# need advice for a complex shoot.



## quo55 (Jul 28, 2011)

I've been doing quite a bit of product photography the last few years, however the things I've been shooting have been small- to mid-sized. A client wants me to shoot a gigantic sunglass rack at their location (a few states away). When i say this thing is gigantic, I mean gigantic. It's probably 10 feet wide and 8 feet tall and will be filled with sunglasses that include mirrored lenses. My first question is this: since I am going to have to rent equipment once I'm there, what should I rent? What will produce enough light to cover how huge this thing is? My second question is this: Is there any way to prevent glare in these glasses? I can't imagine that there will be any possible way to avoid seeing the light reflections in the lenses (128 pairs of glasses). To add to the extreme challenge, I'll be shooting this in a company conference room and will have little control over the environment. 

Ugh.

Any advice would be appreciated.
Thanks!


----------



## epatsellis (Jul 28, 2011)

Shooting this in a conference room, you're already screwed, unless it's bigger than any conference room I've seen. Best bet would be in a warehouse at night, with at least a few thousand w/s of lighting available. 

Without more details, it's hard to say, but I'd start by flying a 20' wide by 10' scrim at least 10' in the air, lit evenly (though a slight gradient would look nice if you can't eliminate the reflections in the product). Think movie set lighting. Another option would be several 5K HMI's to light the scrim, with some localized HMI scoops where needed.

 You will need to use a longer f.l. lens, I lean towards a 180 or so on FF, to help reduce the reflection angle family and eliminate geometric problems. Naturally, you're looking at significantly longer working distances than you're used to, figure several feet behind the product, and at least 20-30 in front.

Place the display on overlapping, multiple rolls of white seamless, with a roll of black seamless as close as you can get to the display, while still leaving a white area in front (this will keep the glasses from reflecting the ground seamless). Have several 4x8 sheets of white foam core and a few sheets of black foam core on hand. Light the display, use the fill cards to get the contrast down to where it's reproducable (4 stops max). Black cards to help define the shape and form. 

Then utilize your 2-3 assistants to clean and place the glasses on the display one at a time, tilted slightly downward to help minimize glare while spotting from the camera position (8x binocs would work well here). A high quality linear polarizer will help tame the last of the reflections, used judiciously. With any luck, you'll be ready to expose before daylight. 

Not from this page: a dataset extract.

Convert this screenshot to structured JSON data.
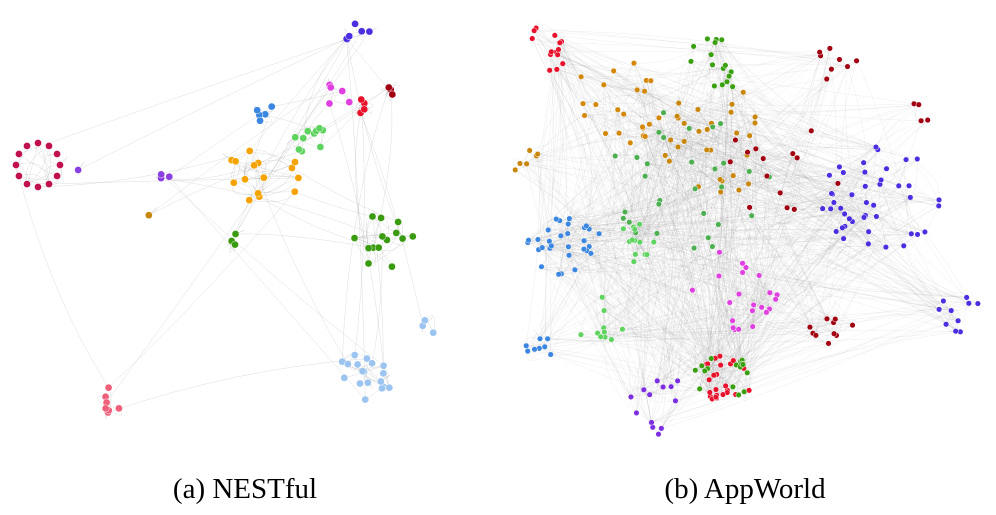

I hope you're actually getting paid decently to shoot this, were I shooting this, it would be abour 2-3x my daily rate, plus expenses and assistant costs. Without doing a spreadsheet, back of the napkin calculations peg this at 8-10K, assuming I brought my camera and lighting equipment with me, with rentals, probably another 3-5k more (or much, much more depending on what's available locally)

There is no way to shoot this kind of product in a conference room with no control over the environment. That should be a negotiating point, and were it that easy, they'd of found a shooter much closer. Chances are they've tried and failed, so they cast their net wider.


----------



## epatsellis (Jul 28, 2011)

I'd also add that you're way beyond DSLR territory, think a P65+ or the new IQ180 back (or a 4x5 scanning back if you use HMI lighting). Anything less will not give you nearly enough resolution to clearly make out the product.


----------